The Jump
Donna still didn’t answer. Looking at her out of the corner of his eye, Alan felt a great sorrow for her. She was too naive for her own good. That had been the trouble from the very beginning.
Now he had to frighten her into keeping a low profile while he sorted out Georgio’s demise.
Because, now that Stephen Brunos was dead, they were all in big trouble.
The only hope he had was through Nick Carvello. Nick, whose hatred of beasts was legendary. Only he could save the day.
For the first time in years Alan Cox was frightened, deeply afraid.
And all thanks to the woman sitting beside him. If he was a different kind of man, he reflected, he would have slapped her across the chops before now.
As he looked at her set face, he told himself there was a first time for everything.
Dolly heard the key in the lock and her body froze in terror. Ever since Paddy’s visit she had lived in mortal fear of him coming back after he found out she was lying.
Donna walked into the warmth of the house and Dolly’s tearful embrace.
‘Oh Donna, Donna! Am I pleased to see you, lovie!’
Donna pulled herself gently away.
‘Calm down, Dolly. I tried to ring from Sri Lanka but the phones out there are so erratic. You have to book the calls hours in advance. I’d have been home before I could have called, if you see what I mean.’ She tried to lighten the woman’s mood.
Dolly walked into the kitchen and put the kettle on with shaking hands.
‘There’s been trouble here, Donna. Paddy came over with Davey Jackson, looking for you. He . . . he threatened me, Donna. Paddy threatened me. He grabbed my hair . . .’

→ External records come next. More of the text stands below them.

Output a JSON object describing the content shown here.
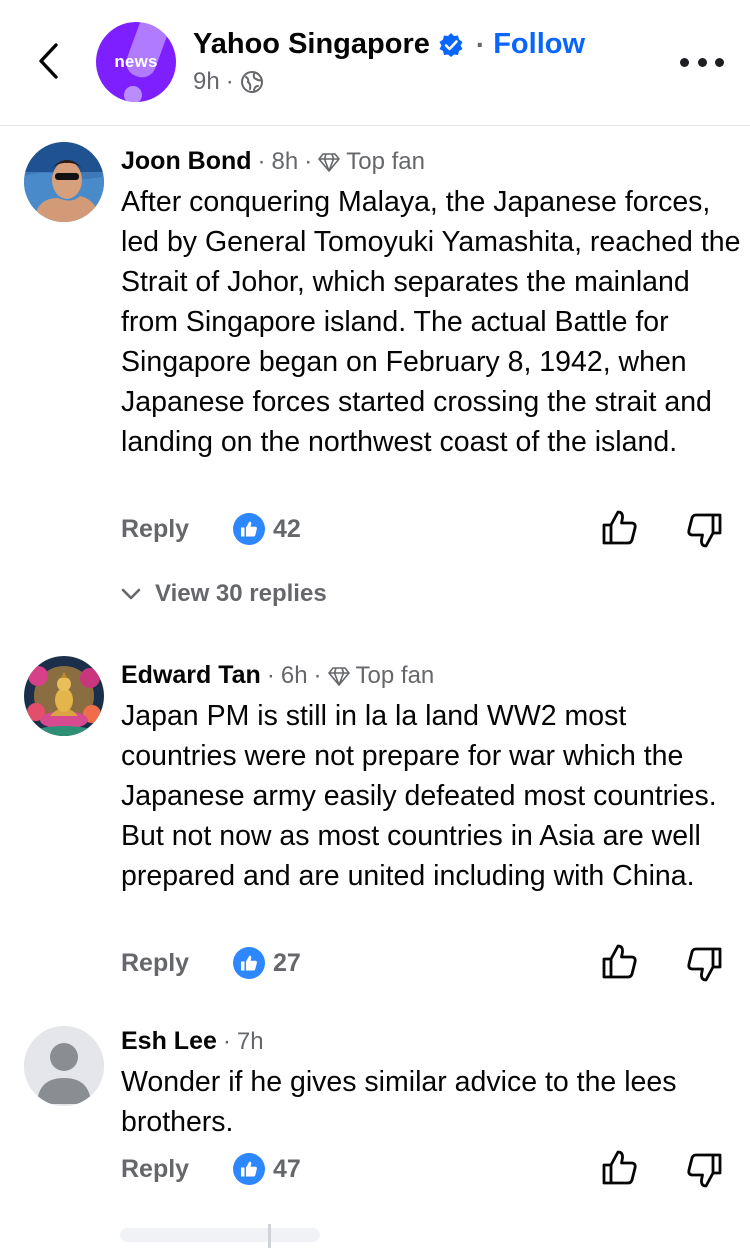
{
  "header": {
    "page_name": "Yahoo Singapore",
    "avatar_label": "news",
    "follow_separator": "·",
    "follow_label": "Follow",
    "time": "9h",
    "meta_separator": "·"
  },
  "comments": [
    {
      "author": "Joon Bond",
      "time": "8h",
      "badge": "Top fan",
      "text": "After conquering Malaya, the Japanese forces, led by General Tomoyuki Yamashita, reached the Strait of Johor, which separates the mainland from Singapore island. The actual Battle for Singapore began on February 8, 1942, when Japanese forces started crossing the strait and landing on the northwest coast of the island.",
      "reply_label": "Reply",
      "likes": "42",
      "view_replies": "View 30 replies"
    },
    {
      "author": "Edward Tan",
      "time": "6h",
      "badge": "Top fan",
      "text": "Japan PM is still in la la land WW2 most countries were not prepare for war which the Japanese army easily defeated most countries. But not now as most countries in Asia are well prepared and are united including with China.",
      "reply_label": "Reply",
      "likes": "27"
    },
    {
      "author": "Esh Lee",
      "time": "7h",
      "text": "Wonder if he gives similar advice to the lees brothers.",
      "reply_label": "Reply",
      "likes": "47"
    }
  ],
  "colors": {
    "accent": "#0866ff",
    "like_badge": "#2d88ff",
    "secondary_text": "#65676b",
    "avatar_brand": "#7e1fff"
  }
}
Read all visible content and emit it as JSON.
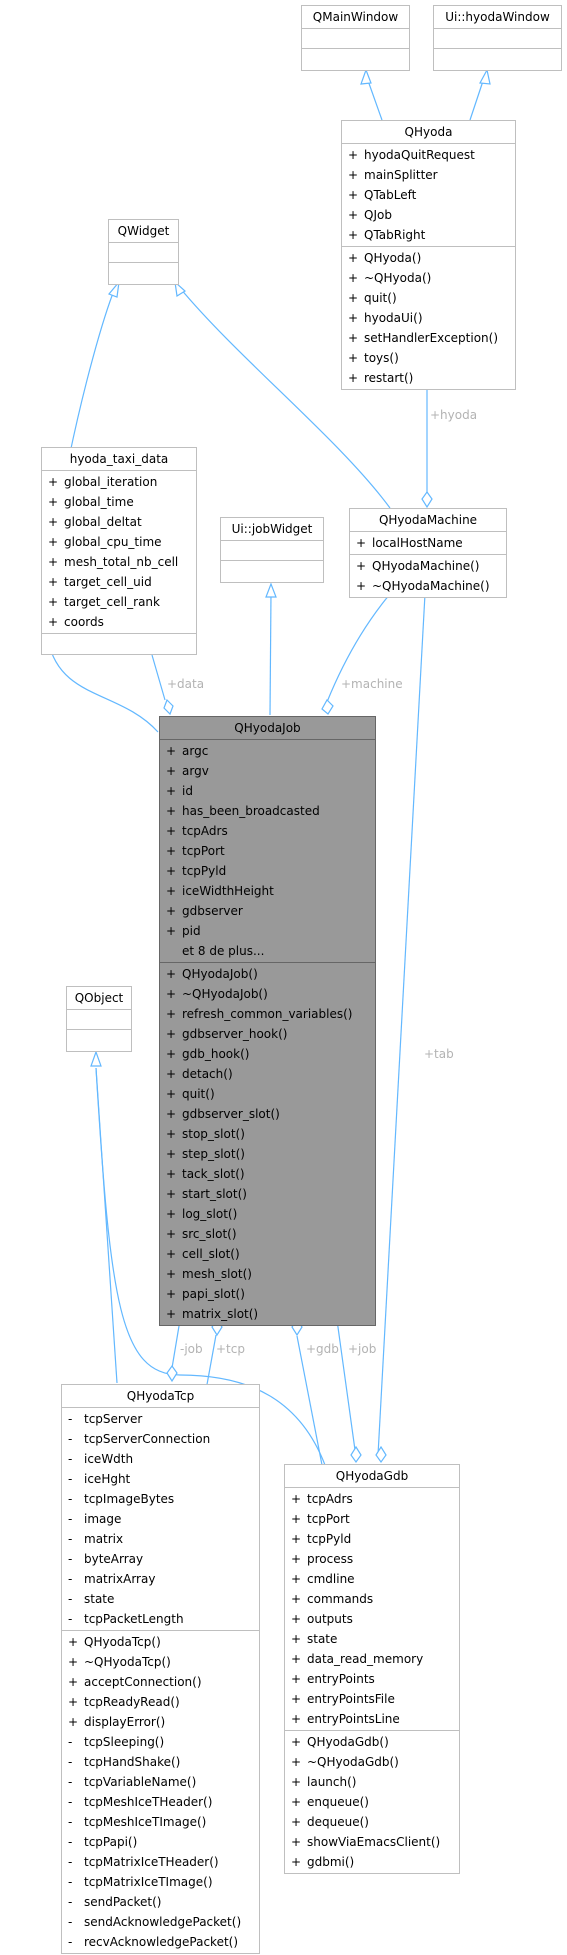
{
  "classes": {
    "qmainwindow": {
      "name": "QMainWindow"
    },
    "uihyodawindow": {
      "name": "Ui::hyodaWindow"
    },
    "qhyoda": {
      "name": "QHyoda",
      "attributes": [
        {
          "vis": "+",
          "name": "hyodaQuitRequest"
        },
        {
          "vis": "+",
          "name": "mainSplitter"
        },
        {
          "vis": "+",
          "name": "QTabLeft"
        },
        {
          "vis": "+",
          "name": "QJob"
        },
        {
          "vis": "+",
          "name": "QTabRight"
        }
      ],
      "methods": [
        {
          "vis": "+",
          "name": "QHyoda()"
        },
        {
          "vis": "+",
          "name": "~QHyoda()"
        },
        {
          "vis": "+",
          "name": "quit()"
        },
        {
          "vis": "+",
          "name": "hyodaUi()"
        },
        {
          "vis": "+",
          "name": "setHandlerException()"
        },
        {
          "vis": "+",
          "name": "toys()"
        },
        {
          "vis": "+",
          "name": "restart()"
        }
      ]
    },
    "qwidget": {
      "name": "QWidget"
    },
    "hyoda_taxi_data": {
      "name": "hyoda_taxi_data",
      "attributes": [
        {
          "vis": "+",
          "name": "global_iteration"
        },
        {
          "vis": "+",
          "name": "global_time"
        },
        {
          "vis": "+",
          "name": "global_deltat"
        },
        {
          "vis": "+",
          "name": "global_cpu_time"
        },
        {
          "vis": "+",
          "name": "mesh_total_nb_cell"
        },
        {
          "vis": "+",
          "name": "target_cell_uid"
        },
        {
          "vis": "+",
          "name": "target_cell_rank"
        },
        {
          "vis": "+",
          "name": "coords"
        }
      ]
    },
    "uijobwidget": {
      "name": "Ui::jobWidget"
    },
    "qhyodamachine": {
      "name": "QHyodaMachine",
      "attributes": [
        {
          "vis": "+",
          "name": "localHostName"
        }
      ],
      "methods": [
        {
          "vis": "+",
          "name": "QHyodaMachine()"
        },
        {
          "vis": "+",
          "name": "~QHyodaMachine()"
        }
      ]
    },
    "qhyodajob": {
      "name": "QHyodaJob",
      "attributes": [
        {
          "vis": "+",
          "name": "argc"
        },
        {
          "vis": "+",
          "name": "argv"
        },
        {
          "vis": "+",
          "name": "id"
        },
        {
          "vis": "+",
          "name": "has_been_broadcasted"
        },
        {
          "vis": "+",
          "name": "tcpAdrs"
        },
        {
          "vis": "+",
          "name": "tcpPort"
        },
        {
          "vis": "+",
          "name": "tcpPyld"
        },
        {
          "vis": "+",
          "name": "iceWidthHeight"
        },
        {
          "vis": "+",
          "name": "gdbserver"
        },
        {
          "vis": "+",
          "name": "pid"
        },
        {
          "vis": "",
          "name": "et 8 de plus..."
        }
      ],
      "methods": [
        {
          "vis": "+",
          "name": "QHyodaJob()"
        },
        {
          "vis": "+",
          "name": "~QHyodaJob()"
        },
        {
          "vis": "+",
          "name": "refresh_common_variables()"
        },
        {
          "vis": "+",
          "name": "gdbserver_hook()"
        },
        {
          "vis": "+",
          "name": "gdb_hook()"
        },
        {
          "vis": "+",
          "name": "detach()"
        },
        {
          "vis": "+",
          "name": "quit()"
        },
        {
          "vis": "+",
          "name": "gdbserver_slot()"
        },
        {
          "vis": "+",
          "name": "stop_slot()"
        },
        {
          "vis": "+",
          "name": "step_slot()"
        },
        {
          "vis": "+",
          "name": "tack_slot()"
        },
        {
          "vis": "+",
          "name": "start_slot()"
        },
        {
          "vis": "+",
          "name": "log_slot()"
        },
        {
          "vis": "+",
          "name": "src_slot()"
        },
        {
          "vis": "+",
          "name": "cell_slot()"
        },
        {
          "vis": "+",
          "name": "mesh_slot()"
        },
        {
          "vis": "+",
          "name": "papi_slot()"
        },
        {
          "vis": "+",
          "name": "matrix_slot()"
        }
      ]
    },
    "qobject": {
      "name": "QObject"
    },
    "qhyodatcp": {
      "name": "QHyodaTcp",
      "attributes": [
        {
          "vis": "-",
          "name": "tcpServer"
        },
        {
          "vis": "-",
          "name": "tcpServerConnection"
        },
        {
          "vis": "-",
          "name": "iceWdth"
        },
        {
          "vis": "-",
          "name": "iceHght"
        },
        {
          "vis": "-",
          "name": "tcpImageBytes"
        },
        {
          "vis": "-",
          "name": "image"
        },
        {
          "vis": "-",
          "name": "matrix"
        },
        {
          "vis": "-",
          "name": "byteArray"
        },
        {
          "vis": "-",
          "name": "matrixArray"
        },
        {
          "vis": "-",
          "name": "state"
        },
        {
          "vis": "-",
          "name": "tcpPacketLength"
        }
      ],
      "methods": [
        {
          "vis": "+",
          "name": "QHyodaTcp()"
        },
        {
          "vis": "+",
          "name": "~QHyodaTcp()"
        },
        {
          "vis": "+",
          "name": "acceptConnection()"
        },
        {
          "vis": "+",
          "name": "tcpReadyRead()"
        },
        {
          "vis": "+",
          "name": "displayError()"
        },
        {
          "vis": "-",
          "name": "tcpSleeping()"
        },
        {
          "vis": "-",
          "name": "tcpHandShake()"
        },
        {
          "vis": "-",
          "name": "tcpVariableName()"
        },
        {
          "vis": "-",
          "name": "tcpMeshIceTHeader()"
        },
        {
          "vis": "-",
          "name": "tcpMeshIceTImage()"
        },
        {
          "vis": "-",
          "name": "tcpPapi()"
        },
        {
          "vis": "-",
          "name": "tcpMatrixIceTHeader()"
        },
        {
          "vis": "-",
          "name": "tcpMatrixIceTImage()"
        },
        {
          "vis": "-",
          "name": "sendPacket()"
        },
        {
          "vis": "-",
          "name": "sendAcknowledgePacket()"
        },
        {
          "vis": "-",
          "name": "recvAcknowledgePacket()"
        }
      ]
    },
    "qhyodagdb": {
      "name": "QHyodaGdb",
      "attributes": [
        {
          "vis": "+",
          "name": "tcpAdrs"
        },
        {
          "vis": "+",
          "name": "tcpPort"
        },
        {
          "vis": "+",
          "name": "tcpPyld"
        },
        {
          "vis": "+",
          "name": "process"
        },
        {
          "vis": "+",
          "name": "cmdline"
        },
        {
          "vis": "+",
          "name": "commands"
        },
        {
          "vis": "+",
          "name": "outputs"
        },
        {
          "vis": "+",
          "name": "state"
        },
        {
          "vis": "+",
          "name": "data_read_memory"
        },
        {
          "vis": "+",
          "name": "entryPoints"
        },
        {
          "vis": "+",
          "name": "entryPointsFile"
        },
        {
          "vis": "+",
          "name": "entryPointsLine"
        }
      ],
      "methods": [
        {
          "vis": "+",
          "name": "QHyodaGdb()"
        },
        {
          "vis": "+",
          "name": "~QHyodaGdb()"
        },
        {
          "vis": "+",
          "name": "launch()"
        },
        {
          "vis": "+",
          "name": "enqueue()"
        },
        {
          "vis": "+",
          "name": "dequeue()"
        },
        {
          "vis": "+",
          "name": "showViaEmacsClient()"
        },
        {
          "vis": "+",
          "name": "gdbmi()"
        }
      ]
    }
  },
  "edge_labels": {
    "hyoda": "+hyoda",
    "data": "+data",
    "machine": "+machine",
    "tab": "+tab",
    "tcp_job": "-job",
    "tcp": "+tcp",
    "gdb": "+gdb",
    "gdb_job": "+job"
  },
  "colors": {
    "edge": "#63b8ff",
    "highlight_fill": "#999999",
    "border": "#bfbfbf",
    "label": "#b3b3b3"
  }
}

Her voice broke and Donna watched her dissolve into tears once more. She tried to comprehend what Dolly was telling her.
‘Paddy? Paddy attacked you?’
Dolly nodded in agitation. ‘He wanted to know where you were, Donna. And who you were with, like. I told him you’d gone to Liverpool with Alan Cox, I didn’t know what else to say. They wanted to know where he was and all. He was livid, Donna. Paddy looked capable of murder. ’

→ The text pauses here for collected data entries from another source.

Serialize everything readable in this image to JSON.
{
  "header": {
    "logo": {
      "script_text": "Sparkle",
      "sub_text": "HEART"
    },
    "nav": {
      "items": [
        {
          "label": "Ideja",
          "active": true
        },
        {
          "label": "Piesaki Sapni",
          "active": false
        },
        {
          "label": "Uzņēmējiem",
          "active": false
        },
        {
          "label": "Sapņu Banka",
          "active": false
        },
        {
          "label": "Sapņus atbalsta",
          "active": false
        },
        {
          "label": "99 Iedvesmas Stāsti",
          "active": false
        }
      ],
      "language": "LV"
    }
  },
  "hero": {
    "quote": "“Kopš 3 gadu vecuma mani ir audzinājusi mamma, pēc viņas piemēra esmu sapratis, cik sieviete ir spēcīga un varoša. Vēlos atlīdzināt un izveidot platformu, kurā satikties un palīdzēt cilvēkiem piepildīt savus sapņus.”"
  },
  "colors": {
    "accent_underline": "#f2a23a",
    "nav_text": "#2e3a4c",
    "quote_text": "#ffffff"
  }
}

Donna sank down on to a kitchen chair, her mind racing. What the hell had happened? It seemed the world was going mad. If she hadn’t gone out to Sri Lanka, none of the last few days’ events would have occurred. Alan was right to say that anyway. She had caused a lot of problems by rooting around and finding so much out. But what else could she have done? Little children were involved. Babies.
She had had to sort all that out, no woman could have left that to chance. No woman in the world.

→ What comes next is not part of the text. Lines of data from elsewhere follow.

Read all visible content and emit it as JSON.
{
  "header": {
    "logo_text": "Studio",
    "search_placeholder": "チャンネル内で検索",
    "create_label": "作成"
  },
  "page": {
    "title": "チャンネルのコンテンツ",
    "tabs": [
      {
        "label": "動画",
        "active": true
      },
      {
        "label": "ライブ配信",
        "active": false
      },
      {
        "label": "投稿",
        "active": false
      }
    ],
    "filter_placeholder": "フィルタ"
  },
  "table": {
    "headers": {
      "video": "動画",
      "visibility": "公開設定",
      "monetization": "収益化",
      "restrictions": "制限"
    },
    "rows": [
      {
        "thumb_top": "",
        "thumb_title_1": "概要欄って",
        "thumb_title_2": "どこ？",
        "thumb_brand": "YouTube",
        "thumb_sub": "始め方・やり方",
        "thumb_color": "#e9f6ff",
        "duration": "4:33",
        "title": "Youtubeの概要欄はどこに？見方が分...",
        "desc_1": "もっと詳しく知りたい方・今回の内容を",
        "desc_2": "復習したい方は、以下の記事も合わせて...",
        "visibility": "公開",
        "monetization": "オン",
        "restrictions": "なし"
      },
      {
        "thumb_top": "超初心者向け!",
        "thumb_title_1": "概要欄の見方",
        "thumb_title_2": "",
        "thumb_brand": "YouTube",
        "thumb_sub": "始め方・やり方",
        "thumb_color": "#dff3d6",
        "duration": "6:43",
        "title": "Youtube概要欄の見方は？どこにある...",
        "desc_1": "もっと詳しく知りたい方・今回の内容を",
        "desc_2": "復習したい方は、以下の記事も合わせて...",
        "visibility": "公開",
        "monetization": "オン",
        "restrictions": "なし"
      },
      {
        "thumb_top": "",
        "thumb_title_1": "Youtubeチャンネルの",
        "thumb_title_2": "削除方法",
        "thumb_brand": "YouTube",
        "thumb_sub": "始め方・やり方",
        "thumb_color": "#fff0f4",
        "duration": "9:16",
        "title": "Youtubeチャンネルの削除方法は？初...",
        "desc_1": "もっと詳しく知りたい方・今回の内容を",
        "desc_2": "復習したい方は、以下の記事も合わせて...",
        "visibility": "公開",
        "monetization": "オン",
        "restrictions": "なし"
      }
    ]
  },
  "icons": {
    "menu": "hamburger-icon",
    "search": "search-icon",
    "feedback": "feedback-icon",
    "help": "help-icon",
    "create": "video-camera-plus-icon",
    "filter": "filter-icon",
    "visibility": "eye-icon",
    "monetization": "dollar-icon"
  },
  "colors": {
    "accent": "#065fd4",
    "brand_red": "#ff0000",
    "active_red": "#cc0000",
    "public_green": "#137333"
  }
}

Except a woman like Candy, she reminded herself. Except the women who sold their children off like so much dirt.
Myra Hindley wasn’t as unique as people made out. There were many others like her, cold-blooded enough to harm a child, whether they did it purposely, with their own hands, or handed them over to someone else to harm. The child was still damaged, and at their instigation.
‘And Davey Jackson was with him, you say?’
Dolly nodded. ‘He tried to stop Paddy. In fairness to him, he did try to stop him, Donna.’
‘That was big of him, I must say! Pity he wasn’t so concerned for the children he employs!’
Dolly’s face screwed up in bewilderment. ‘What are you talking about?’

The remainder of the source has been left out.